Amongst Singer’s many books and stories, more than 32 have been illustrated. Matching strong drawings to immemorial words takes courage and 17 artists have matched Singer image for image with their inventive illustrations.

Singer’s stories include people pushed by circumstances to the edge of reason. Surviving by their wits, they turn to prostitution, usury, robbery, and gluttony, not missing a single deadly sin. Ira Moskowitz and Raphael Soyer, both friends of the writer, captured the bawdy, licentious, raucous and supernatural aspects of personalities ravaged by harsh conditions and their own consciences. These people are ever fighting with their moral rectitude and piety while giving way to the enjoyment of ‘sinful’ behavior. Moskowitz illustrated several books as well as portfolios inspired by individual personalities. His rabbinic series is one of ecstatic devotion and stands in stunning contrast to the licentious drawings. Soyer, who illustrated four seminal works, ranges from poignant contemporary New York street scenes to the provocative imagined world of visual storytelling.

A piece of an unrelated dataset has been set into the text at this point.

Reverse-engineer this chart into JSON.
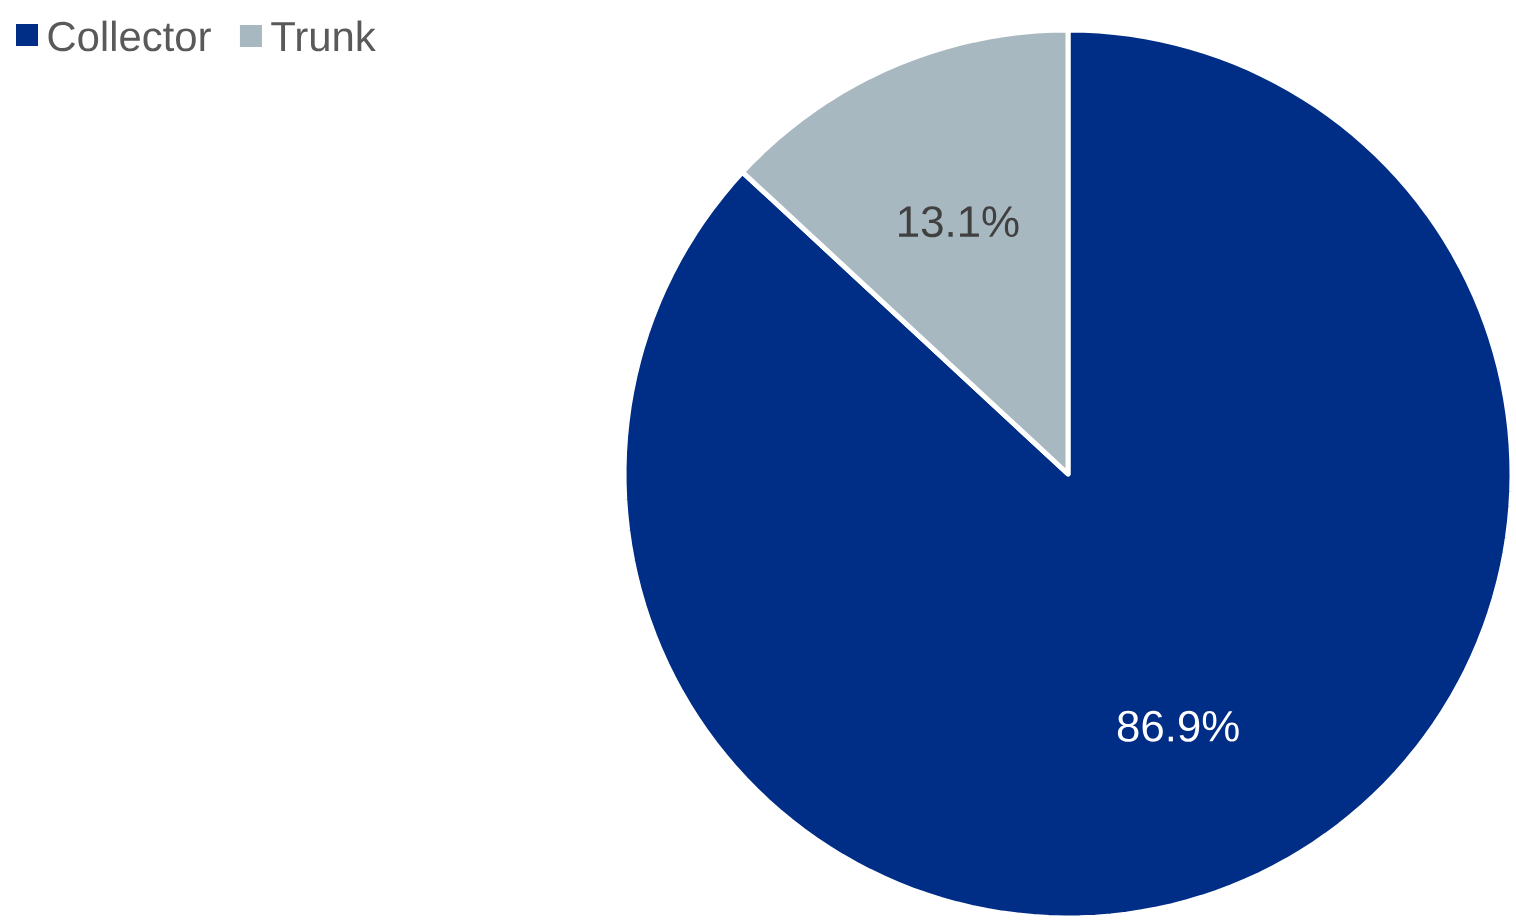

Larry Rivers produced three illustrations for an edition of The Magician of Lublin, capturing the gravity of spiritual transformation inherent in the story. Reaching deeply into his own Jewish heritage, Rivers visually translated the dynamic tensions of the novel. Maurice Sendak illustrated two Singer works. In Zlateh the Goat, a collection of children’s stories that take place in a fantasy of the rural Polish landscape, there is a whimsical reality to these illustrations enabling readers to embed themselves in Singer’s world. Sendak’s unfamiliar illustration for The Saturday Evening Post in 1968 reveals his now signature manic style, dense with familiar but obsessed characters.

Irene Lieblich, a Holocaust survivor from Poland, shared a mutually life-enhancing friendship with Singer. Her memories of village life captured with joyous naivete the evocative landscape that was faithful to his own recollections of the shtetl. Singer wrote that “Her works are rooted in Jewish folklore and faithful to Jewish life and spirit.”

Eric Carle brings a joyful collage of color and vitality to Why Noah Chose the Dove, embracing the universality and audacity of the biblical story. William Pene Du Bois, with delicacy, grace, and imaginative humor enhances Singer’s fantasy tale, The Topsy-Turvy Emperor of China. Leonard Everrett Fisher, whose monumentally powerful ‘scratchboard drawings’ extract the iconic, biblical elements of Sodom and Gemorrah in The Wicked City. Yuri Shulevitz captures 16th-century aesthetic sensibilities in his sculptural depiction of The Golem. Precise and haunting, Shulevitz’s drawings intensify the haunting tale.

Antonio Frasconi uses an Italianate sensibility to explore the time, setting, and strength of Elijah the Slave, and, faithful to his signature woodcut technique, a Polish aspect to Yentel the Yeshiva Boy. The brooding, translucent quality of Nonny Hogrogian’s work reveals the inner turmoil of the characters, while the pure joy and silliness inherent in all of Margot Zemach’s illustrations capture the Yiddish wit of Singer’s stories.

The use of emotive photographs by Roman Vishniac jolts the viewer back to the stark reality at the source of Singer’s tales. In these introspective faces lie the tragedy, hopes, potential, and resilience of a lost era of adolescent dreams, imagined worlds, loss of innocence, and an ever-reflective memory. Singer remarked that he wrote for young people because “they still believe in God, the family, angels, devils, witches, goblins, and other such obsolete stuff.”

The exhibition is accompanied by an illustrated catalogue.